Tuesday 5 May 2009

Chapter 8 - Justice

Chapter 8 - JUSTICE

I have taken some excerpts from Libcom.org's chapter 8 on Justice, because it is a beast.


No, my friend, terrible as it is to admit it, there is no justice in the world.

Worse yet: there can be no justice as long as we live under conditions which enable one person to take advantage of another's need, to turn it to his profit, and exploit his fellow man.

We have seen that the interests of the employer and employee are different; so different that they are opposed to each other.

Can there be justice between them? Justice means that each gets his due. Can the worker get his due or have justice in capitalist society?

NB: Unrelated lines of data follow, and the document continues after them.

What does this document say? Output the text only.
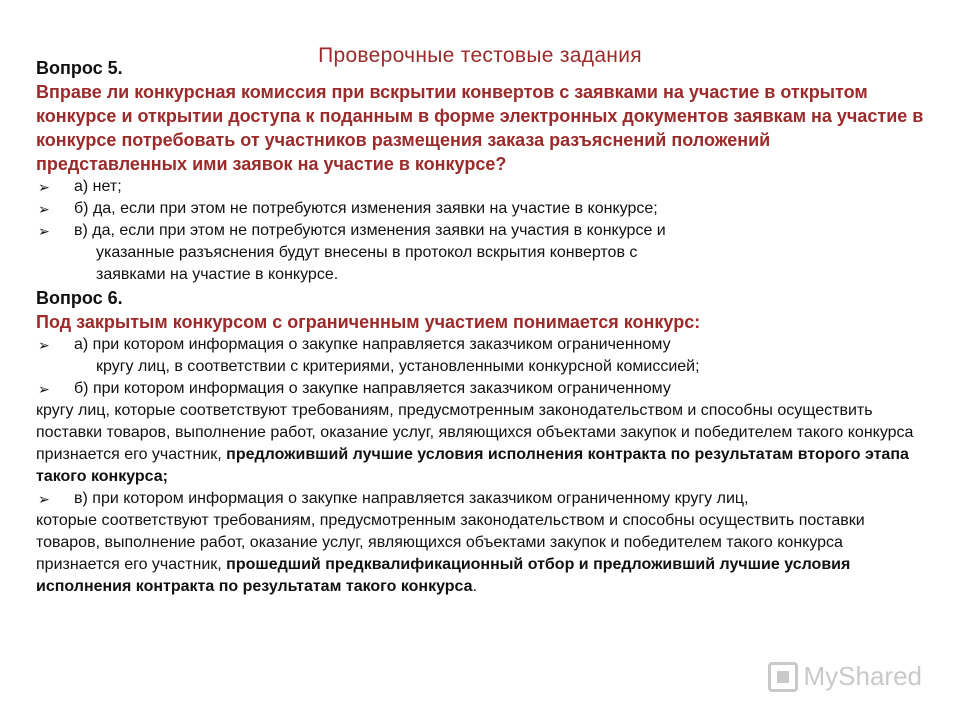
Проверочные тестовые задания
Вопрос 5.
Вправе ли конкурсная комиссия при вскрытии конвертов с заявками на участие в открытом конкурсе и открытии доступа к поданным в форме электронных документов заявкам на участие в конкурсе потребовать от участников размещения заказа разъяснений положений представленных ими заявок на участие в конкурсе?
➢ а) нет;
➢ б) да, если при этом не потребуются изменения заявки на участие в конкурсе;
➢ в) да, если при этом не потребуются изменения заявки на участия в конкурсе и
указанные разъяснения будут внесены в протокол вскрытия конвертов с
заявками на участие в конкурсе.
Вопрос 6.
Под закрытым конкурсом с ограниченным участием понимается конкурс:
➢ а) при котором информация о закупке направляется заказчиком ограниченному
кругу лиц, в соответствии с критериями, установленными конкурсной комиссией;
➢ б) при котором информация о закупке направляется заказчиком ограниченному
кругу лиц, которые соответствуют требованиям, предусмотренным законодательством и способны осуществить поставки товаров, выполнение работ, оказание услуг, являющихся объектами закупок и победителем такого конкурса признается его участник, предложивший лучшие условия исполнения контракта по результатам второго этапа такого конкурса;
➢ в) при котором информация о закупке направляется заказчиком ограниченному кругу лиц,
которые соответствуют требованиям, предусмотренным законодательством и способны осуществить поставки товаров, выполнение работ, оказание услуг, являющихся объектами закупок и победителем такого конкурса признается его участник, прошедший предквалификационный отбор и предложивший лучшие условия исполнения контракта по результатам такого конкурса.
MyShared
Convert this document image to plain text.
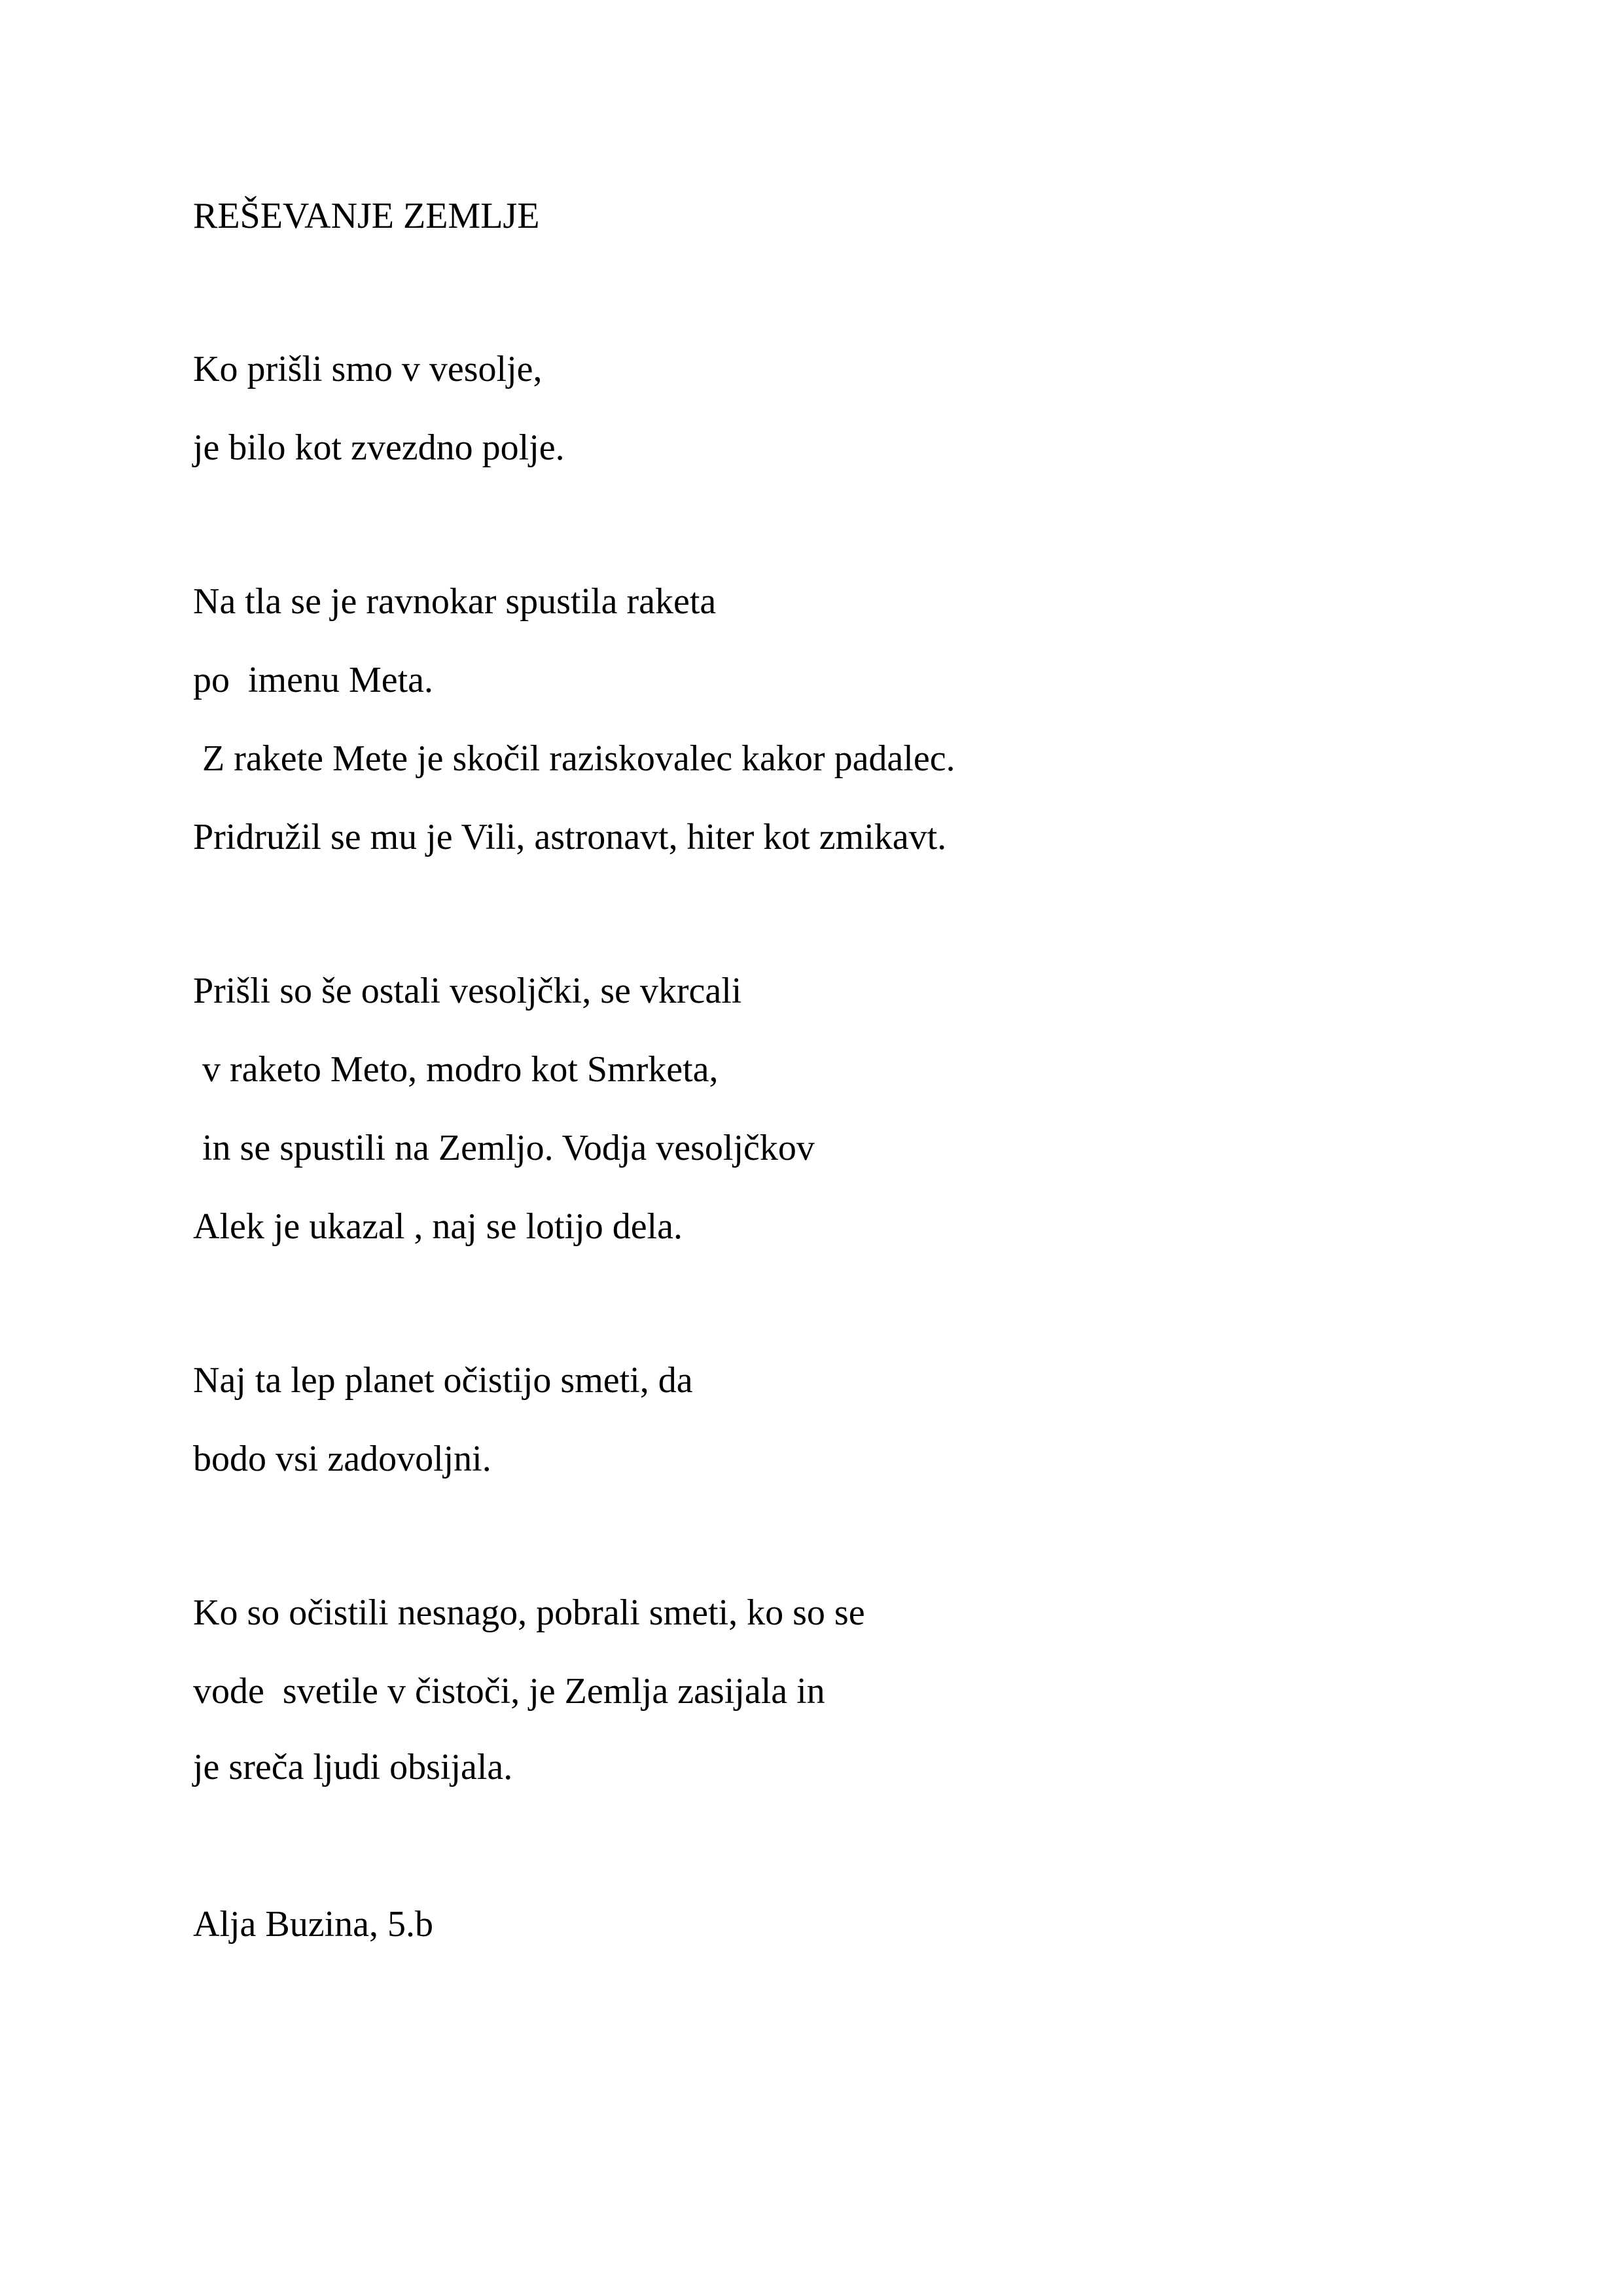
REŠEVANJE ZEMLJE
Ko prišli smo v vesolje,
je bilo kot zvezdno polje.
Na tla se je ravnokar spustila raketa
po  imenu Meta.
Z rakete Mete je skočil raziskovalec kakor padalec.
Pridružil se mu je Vili, astronavt, hiter kot zmikavt.
Prišli so še ostali vesoljčki, se vkrcali
v raketo Meto, modro kot Smrketa,
in se spustili na Zemljo. Vodja vesoljčkov
Alek je ukazal , naj se lotijo dela.
Naj ta lep planet očistijo smeti, da
bodo vsi zadovoljni.
Ko so očistili nesnago, pobrali smeti, ko so se
vode  svetile v čistoči, je Zemlja zasijala in
je sreča ljudi obsijala.
Alja Buzina, 5.b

If he did, capitalism could not exist: because then your employer could not make any profits out of your work. If the worker would get his due - that is, the things he produces or their equivalent - where would the profits of the capitalist come from? If labor owned the wealth it produces, there would be no capitalism.

The industrial lords know that it is good for them to keep you unorganized and disorganized, or to break up your unions when they get strong and militant. By hook and crook they oppose your every advance as a class-conscious worker. Every movement for the improvement of labor's condition they hate and fight tooth and nail. They'll spend millions on the kind of education and propaganda that serves the continuation of their rule rather than on improving your conditions as a worker. They will spare neither expense nor energy to stifle any thought or idea that may reduce their profits or threaten their mastery over you.

The cases I have cited are but a few of the numerous struggles of American labor against capital. The same can be duplicated in every country. They clearly demonstrate the fact that

(1) there is only class justice in the war of capital against labor; there can be no justice for labor under capitalism.
(2) law and government, as well as all other capitalist institutions (the press, the school, the church, the police, and courts) are always at the service of capital against labor, whatever the merits of any given case. Capital and government are twins with one common interest.
(3) capital and government will use any and all means to keep the proletariat in subjection: they will terrorize the working class and ruthlessly murder its most intelligent and devoted members.